Wednesday, April 4, 2018

Textlicious 1.0

Textlicious, from Wil Shipley:

Textlicious is a tiny extension that lets you enter styled text in places that normally accept only plain text. Make your tweets more expressive, your texts stand out, and your posts on the ‘book the envy of all your friends.

Just highlight any text you’re typing in any app on your iPhone or iPad, click on the “Share” menu item, select the style you want from Textlicious, and paste the newly styled text over your old word.

Available styles include bold, italic, serifed, typewriter, script, double-struck, and more.

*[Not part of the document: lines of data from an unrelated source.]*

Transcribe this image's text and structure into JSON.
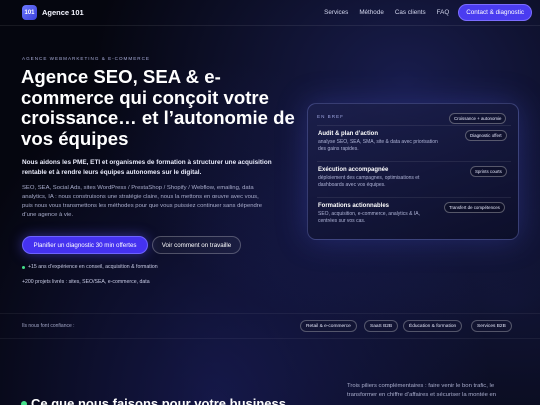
{
  "header": {
    "logo_badge": "101",
    "brand": "Agence 101",
    "nav": [
      "Services",
      "Méthode",
      "Cas clients",
      "FAQ"
    ],
    "cta": "Contact & diagnostic"
  },
  "hero": {
    "eyebrow": "AGENCE WEBMARKETING & E-COMMERCE",
    "title": "Agence SEO, SEA & e-commerce qui conçoit votre croissance… et l’autonomie de vos équipes",
    "lead": "Nous aidons les PME, ETI et organismes de formation à structurer une acquisition rentable et à rendre leurs équipes autonomes sur le digital.",
    "body": "SEO, SEA, Social Ads, sites WordPress / PrestaShop / Shopify / Webflow, emailing, data analytics, IA : nous construisons une stratégie claire, nous la mettons en œuvre avec vous, puis nous vous transmettons les méthodes pour que vous puissiez continuer sans dépendre d’une agence à vie.",
    "primary_button": "Planifier un diagnostic  30 min offertes",
    "secondary_button": "Voir comment on travaille",
    "bullets": [
      "+15 ans d’expérience en conseil, acquisition & formation",
      "+200 projets livrés : sites, SEO/SEA, e-commerce, data"
    ]
  },
  "card": {
    "kicker": "EN BREF",
    "top_pill": "Croissance + autonomie",
    "sections": [
      {
        "title": "Audit & plan d’action",
        "desc": "analyse SEO, SEA, SMA, site & data avec priorisation des gains rapides.",
        "pill": "Diagnostic offert"
      },
      {
        "title": "Exécution accompagnée",
        "desc": "déploiement des campagnes, optimisations et dashboards avec vos équipes.",
        "pill": "Sprints courts"
      },
      {
        "title": "Formations actionnables",
        "desc": "SEO, acquisition, e-commerce, analytics & IA, centrées sur vos cas.",
        "pill": "Transfert de compétences"
      }
    ]
  },
  "trust": {
    "label": "Ils nous font confiance :",
    "tags": [
      "Retail & e-commerce",
      "SaaS B2B",
      "Éducation & formation",
      "Services B2B"
    ]
  },
  "bottom": {
    "title": "Ce que nous faisons pour votre business",
    "text": "Trois piliers complémentaires : faire venir le bon trafic, le transformer en chiffre d’affaires et sécuriser la montée en"
  }
}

It really does output plain text, so it will work anywhere (that supports modern Unicode). This is possible because Unicode actually has separate characters to represent the same Roman letter in different styles. These were not necessarily intended for styling but for conveying different meanings. For example, the double-struck capital Z (ℤ) is used in math to refer to the set of integers. Perhaps because of this intent, and perhaps because it would be extra work, lots of software does not treat these styled characters as equivalent to their regular counterparts. So, for example, a screen reader may not know how to pronounce words comprised of them, and some apps and search engines will let you find ℤ by searching for Z, while others won’t.

Update (2018-04-06): There’s also a Mac version.

Rosyna Keller:

VoiceOver won’t read the emotion “;)” as ; and ) are voiceless.

For things like “🅘🅓🅙🅘🅣🅢” (been rewatching Supernatural), VoiceOver reads their Unicode names, as it should.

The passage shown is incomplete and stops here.